Deixemos que os acometidos dessa doença política que se inclina contra os interesses de nossa pátria e se posiciona contra a democracia, que a cada dia diminuem de tamanho, se isolem recusando participar dessa festa nacional. Temos notícias de que nas suas manifestações em frente aos quartéis e nas estradas bloqueadas, ao perceberem que perderam a camisa da CBF como símbolo do seu movimento golpista, torceram contra a nossa seleção e recomendaram não mais usar a tradicional camisa. Recuperamos este símbolo. Já não temos mais medo de, durante toda essa competição internacional, ser confundidos com eles, ao vesti-la a cada jogo do Brasil.

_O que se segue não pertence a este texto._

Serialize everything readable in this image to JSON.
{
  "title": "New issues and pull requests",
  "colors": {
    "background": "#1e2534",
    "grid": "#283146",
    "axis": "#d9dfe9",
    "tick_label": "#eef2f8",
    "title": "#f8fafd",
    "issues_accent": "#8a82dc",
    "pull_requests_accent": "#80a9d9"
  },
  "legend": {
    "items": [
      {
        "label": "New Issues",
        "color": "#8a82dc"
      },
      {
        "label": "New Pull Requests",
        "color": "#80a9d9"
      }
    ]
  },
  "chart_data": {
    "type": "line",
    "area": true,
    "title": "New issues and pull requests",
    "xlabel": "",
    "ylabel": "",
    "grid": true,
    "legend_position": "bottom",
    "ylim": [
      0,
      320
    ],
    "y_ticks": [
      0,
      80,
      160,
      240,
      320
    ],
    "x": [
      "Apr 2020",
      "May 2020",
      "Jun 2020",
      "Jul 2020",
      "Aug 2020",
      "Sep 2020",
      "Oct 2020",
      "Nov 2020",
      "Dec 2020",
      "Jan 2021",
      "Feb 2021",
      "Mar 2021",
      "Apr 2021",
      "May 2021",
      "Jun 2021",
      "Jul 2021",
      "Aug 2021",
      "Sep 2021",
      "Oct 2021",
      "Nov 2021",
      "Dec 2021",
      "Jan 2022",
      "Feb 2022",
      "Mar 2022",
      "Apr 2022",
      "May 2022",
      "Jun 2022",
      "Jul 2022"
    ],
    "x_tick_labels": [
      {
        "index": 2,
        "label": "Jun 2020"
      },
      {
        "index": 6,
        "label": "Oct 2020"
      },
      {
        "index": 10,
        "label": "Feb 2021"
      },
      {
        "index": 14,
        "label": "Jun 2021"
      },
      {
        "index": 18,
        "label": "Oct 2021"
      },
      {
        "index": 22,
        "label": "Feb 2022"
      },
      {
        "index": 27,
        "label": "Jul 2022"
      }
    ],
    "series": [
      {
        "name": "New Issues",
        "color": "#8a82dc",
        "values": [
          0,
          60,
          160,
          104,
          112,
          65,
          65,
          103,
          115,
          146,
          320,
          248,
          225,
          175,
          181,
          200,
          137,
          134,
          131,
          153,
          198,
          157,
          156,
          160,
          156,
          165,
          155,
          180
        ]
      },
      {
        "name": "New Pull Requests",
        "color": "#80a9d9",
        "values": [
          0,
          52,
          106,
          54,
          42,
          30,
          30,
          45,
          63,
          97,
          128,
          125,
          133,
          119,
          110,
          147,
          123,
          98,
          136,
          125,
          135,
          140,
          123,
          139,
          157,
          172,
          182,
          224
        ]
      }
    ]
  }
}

O futebol servindo para a afirmação de nossa identidade nacional, sem que percamos as convicções que nos conduzem a tomadas de posições em favor da democracia e da busca de promover a reconstrução de nosso país, num ambiente de paz e companheirismo, independentemente das diferenças sociais, econômicas e políticas da população. A Copa do Mundo proporciona aos brasileiros o encontro consigo mesmos, ou a intenção de fazê-lo.
Tenho a alegria de afirmar que fiz desaparecer em mim o sentimento de rejeição e vesti a camisa da CBF e, fiquei muito feliz em ver que não fui só eu. Ela voltou a ser de todos nós. Afinal de contas, finalizada uma eleição, não existem mais vencedores e perdedores. Venceu a vontade majoritária da população. E com ela vamos vencer também nesta Copa do Mundo e nos consagrarmos HEXACAMPEÕES. Vimos ontem que temos futebol para mais essa conquista.